A frigging piece of birthday cake!
We celebrated my Grandma's 84th birthday tonight and there was probably one of the biggest cakes I've ever seen there. It was half chocolate, half white with more pink icing roses than you could count. I wanted a piece soooo badly! I circled the damn thing probably a dozen times but I controlled myself and didn't have a piece.
I felt deprived. I'm not going to lie. I seriously cried a little on the way home. Not necessarily because of the cake but because I know this is a lifestyle change and that I'll never be able to enjoy little things like that, like a 'normal' person would (normal = eating healthy, reasonable foods, or eating 'bad' foods in moderation). At least it feels that way right now...maybe not so much eventually. (you give me hope with that, Becky)
If this party would have been yesterday, I would have been fine but I'm taking things especially hard today. I'm starving now, which doesn't help. I think I may have a little bowl of cereal...
3 comments:
You are so awesome for hanging in there. I would have binges all night if I felt deprived.

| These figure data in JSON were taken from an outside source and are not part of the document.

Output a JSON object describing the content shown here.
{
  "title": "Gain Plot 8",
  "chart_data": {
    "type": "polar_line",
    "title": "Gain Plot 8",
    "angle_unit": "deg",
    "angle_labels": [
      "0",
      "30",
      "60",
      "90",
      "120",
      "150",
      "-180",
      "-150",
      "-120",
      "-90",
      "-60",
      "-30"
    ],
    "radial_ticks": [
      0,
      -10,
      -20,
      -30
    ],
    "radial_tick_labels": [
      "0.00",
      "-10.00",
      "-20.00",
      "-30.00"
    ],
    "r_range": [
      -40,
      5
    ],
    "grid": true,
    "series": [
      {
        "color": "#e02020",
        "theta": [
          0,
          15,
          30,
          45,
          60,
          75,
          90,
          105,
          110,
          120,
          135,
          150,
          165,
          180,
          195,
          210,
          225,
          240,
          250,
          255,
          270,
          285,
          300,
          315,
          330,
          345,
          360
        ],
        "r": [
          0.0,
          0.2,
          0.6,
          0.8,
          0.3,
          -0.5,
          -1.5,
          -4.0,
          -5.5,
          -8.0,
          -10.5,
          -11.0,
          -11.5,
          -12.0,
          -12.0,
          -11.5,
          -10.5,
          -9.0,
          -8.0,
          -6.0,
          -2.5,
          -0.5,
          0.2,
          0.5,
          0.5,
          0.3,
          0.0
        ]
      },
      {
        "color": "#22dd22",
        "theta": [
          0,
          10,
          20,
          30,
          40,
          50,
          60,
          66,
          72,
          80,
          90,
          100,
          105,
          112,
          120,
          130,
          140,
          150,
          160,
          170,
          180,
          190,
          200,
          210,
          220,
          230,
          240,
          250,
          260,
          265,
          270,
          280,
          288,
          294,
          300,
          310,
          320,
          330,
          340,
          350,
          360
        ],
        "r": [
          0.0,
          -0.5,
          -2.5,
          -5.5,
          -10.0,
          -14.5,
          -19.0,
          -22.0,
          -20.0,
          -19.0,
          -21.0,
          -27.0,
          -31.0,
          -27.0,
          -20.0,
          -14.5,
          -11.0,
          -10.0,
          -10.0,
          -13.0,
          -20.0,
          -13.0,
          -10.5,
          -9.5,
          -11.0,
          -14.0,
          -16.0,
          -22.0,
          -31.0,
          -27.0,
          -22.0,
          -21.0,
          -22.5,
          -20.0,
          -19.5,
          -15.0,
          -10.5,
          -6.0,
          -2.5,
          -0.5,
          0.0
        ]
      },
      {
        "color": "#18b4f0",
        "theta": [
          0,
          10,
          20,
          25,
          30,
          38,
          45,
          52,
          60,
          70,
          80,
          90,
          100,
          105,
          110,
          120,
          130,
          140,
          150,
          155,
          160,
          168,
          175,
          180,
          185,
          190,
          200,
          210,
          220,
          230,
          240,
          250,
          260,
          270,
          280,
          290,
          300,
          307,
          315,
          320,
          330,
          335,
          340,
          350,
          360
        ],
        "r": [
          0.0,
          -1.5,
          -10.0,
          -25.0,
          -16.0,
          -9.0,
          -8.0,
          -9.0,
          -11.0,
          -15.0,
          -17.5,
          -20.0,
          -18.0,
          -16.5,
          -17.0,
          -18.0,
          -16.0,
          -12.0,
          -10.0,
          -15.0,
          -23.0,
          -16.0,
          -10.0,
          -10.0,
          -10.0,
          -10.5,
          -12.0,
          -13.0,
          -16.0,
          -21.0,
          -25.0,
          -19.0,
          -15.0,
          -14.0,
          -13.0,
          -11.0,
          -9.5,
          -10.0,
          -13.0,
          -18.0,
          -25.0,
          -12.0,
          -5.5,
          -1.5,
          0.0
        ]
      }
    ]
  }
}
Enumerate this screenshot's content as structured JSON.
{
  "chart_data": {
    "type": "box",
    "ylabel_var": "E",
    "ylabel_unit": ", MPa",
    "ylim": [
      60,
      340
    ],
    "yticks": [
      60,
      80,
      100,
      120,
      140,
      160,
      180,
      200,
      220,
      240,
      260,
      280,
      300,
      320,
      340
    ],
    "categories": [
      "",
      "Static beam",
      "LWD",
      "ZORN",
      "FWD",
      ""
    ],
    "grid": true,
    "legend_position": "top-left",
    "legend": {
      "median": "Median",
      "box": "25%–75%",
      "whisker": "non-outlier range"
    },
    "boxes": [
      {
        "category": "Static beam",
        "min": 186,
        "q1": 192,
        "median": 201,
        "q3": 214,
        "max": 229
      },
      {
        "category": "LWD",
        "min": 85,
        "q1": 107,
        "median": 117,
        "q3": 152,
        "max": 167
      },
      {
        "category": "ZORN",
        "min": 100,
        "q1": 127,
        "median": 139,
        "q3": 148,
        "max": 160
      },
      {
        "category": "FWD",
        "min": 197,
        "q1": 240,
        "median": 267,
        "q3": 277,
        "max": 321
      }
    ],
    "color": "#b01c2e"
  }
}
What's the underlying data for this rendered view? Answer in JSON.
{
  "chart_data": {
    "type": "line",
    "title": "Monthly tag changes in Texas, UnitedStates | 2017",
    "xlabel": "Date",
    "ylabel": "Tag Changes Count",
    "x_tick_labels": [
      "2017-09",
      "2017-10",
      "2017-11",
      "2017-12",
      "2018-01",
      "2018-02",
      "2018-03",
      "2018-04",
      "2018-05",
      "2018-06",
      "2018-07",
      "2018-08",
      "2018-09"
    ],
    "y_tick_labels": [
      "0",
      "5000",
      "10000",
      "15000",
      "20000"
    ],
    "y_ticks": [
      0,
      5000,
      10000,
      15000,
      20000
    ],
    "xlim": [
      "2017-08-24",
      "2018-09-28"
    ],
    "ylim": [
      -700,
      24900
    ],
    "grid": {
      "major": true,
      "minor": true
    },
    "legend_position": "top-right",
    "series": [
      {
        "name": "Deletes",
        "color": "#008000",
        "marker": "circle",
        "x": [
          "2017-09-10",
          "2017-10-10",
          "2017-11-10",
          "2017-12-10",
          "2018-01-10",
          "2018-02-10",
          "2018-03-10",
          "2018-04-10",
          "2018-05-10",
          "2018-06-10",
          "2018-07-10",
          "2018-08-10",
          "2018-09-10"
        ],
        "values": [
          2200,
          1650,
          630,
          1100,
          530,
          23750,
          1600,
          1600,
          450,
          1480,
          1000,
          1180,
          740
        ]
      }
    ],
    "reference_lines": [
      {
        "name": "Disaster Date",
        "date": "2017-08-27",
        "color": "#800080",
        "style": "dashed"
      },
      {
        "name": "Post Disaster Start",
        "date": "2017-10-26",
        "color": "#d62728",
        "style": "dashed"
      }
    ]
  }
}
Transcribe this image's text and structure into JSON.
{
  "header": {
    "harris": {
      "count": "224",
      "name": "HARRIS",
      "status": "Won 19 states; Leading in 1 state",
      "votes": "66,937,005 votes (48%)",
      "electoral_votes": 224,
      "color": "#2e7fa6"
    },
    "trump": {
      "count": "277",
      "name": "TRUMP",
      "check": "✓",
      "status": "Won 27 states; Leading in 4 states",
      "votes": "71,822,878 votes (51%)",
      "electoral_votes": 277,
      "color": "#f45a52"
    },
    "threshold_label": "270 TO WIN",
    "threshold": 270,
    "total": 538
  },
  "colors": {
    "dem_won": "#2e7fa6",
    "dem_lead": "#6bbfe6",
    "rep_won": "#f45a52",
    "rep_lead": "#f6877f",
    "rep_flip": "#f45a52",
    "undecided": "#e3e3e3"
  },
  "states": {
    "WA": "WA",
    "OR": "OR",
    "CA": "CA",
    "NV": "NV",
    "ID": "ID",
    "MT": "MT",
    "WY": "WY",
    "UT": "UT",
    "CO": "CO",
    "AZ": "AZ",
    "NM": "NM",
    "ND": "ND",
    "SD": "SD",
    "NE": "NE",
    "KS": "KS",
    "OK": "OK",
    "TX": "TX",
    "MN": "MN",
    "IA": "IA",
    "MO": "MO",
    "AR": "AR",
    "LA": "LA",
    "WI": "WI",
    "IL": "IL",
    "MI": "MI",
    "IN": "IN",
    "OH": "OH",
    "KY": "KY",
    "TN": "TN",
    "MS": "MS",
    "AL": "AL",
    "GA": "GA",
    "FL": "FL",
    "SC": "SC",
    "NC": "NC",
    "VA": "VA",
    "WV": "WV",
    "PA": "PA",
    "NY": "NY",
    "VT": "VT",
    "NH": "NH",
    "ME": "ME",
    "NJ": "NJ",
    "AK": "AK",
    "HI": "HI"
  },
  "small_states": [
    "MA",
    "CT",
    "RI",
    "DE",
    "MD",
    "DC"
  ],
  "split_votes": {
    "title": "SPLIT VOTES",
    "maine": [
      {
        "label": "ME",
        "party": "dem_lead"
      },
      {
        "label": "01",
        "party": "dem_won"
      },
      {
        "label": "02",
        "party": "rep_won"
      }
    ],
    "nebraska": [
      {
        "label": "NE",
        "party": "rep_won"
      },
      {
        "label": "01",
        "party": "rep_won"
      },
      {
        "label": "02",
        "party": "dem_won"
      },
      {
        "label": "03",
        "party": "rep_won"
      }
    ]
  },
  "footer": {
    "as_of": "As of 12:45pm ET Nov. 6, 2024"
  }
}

(((((Jess))))) I know it is so, so hard to be in those situations. You did great!!! I am very proud of you. In the beginning, it seems so hopeless and frustrating. I'm not going to promise it will get better, because everyone is different, but I really believe that if I can do it, you can do it.
Thanks, ladies.
I did end up having a bowl of cereal last night because I was starving so yesterday was a higher carb day. Today is too but I'm proud to report that at lunch, I only ate half of my food because I wasn't hungry half-way through eating it. I'm just working more now on listening to my stomach tell me when it is no longer hungry instead of my mouth.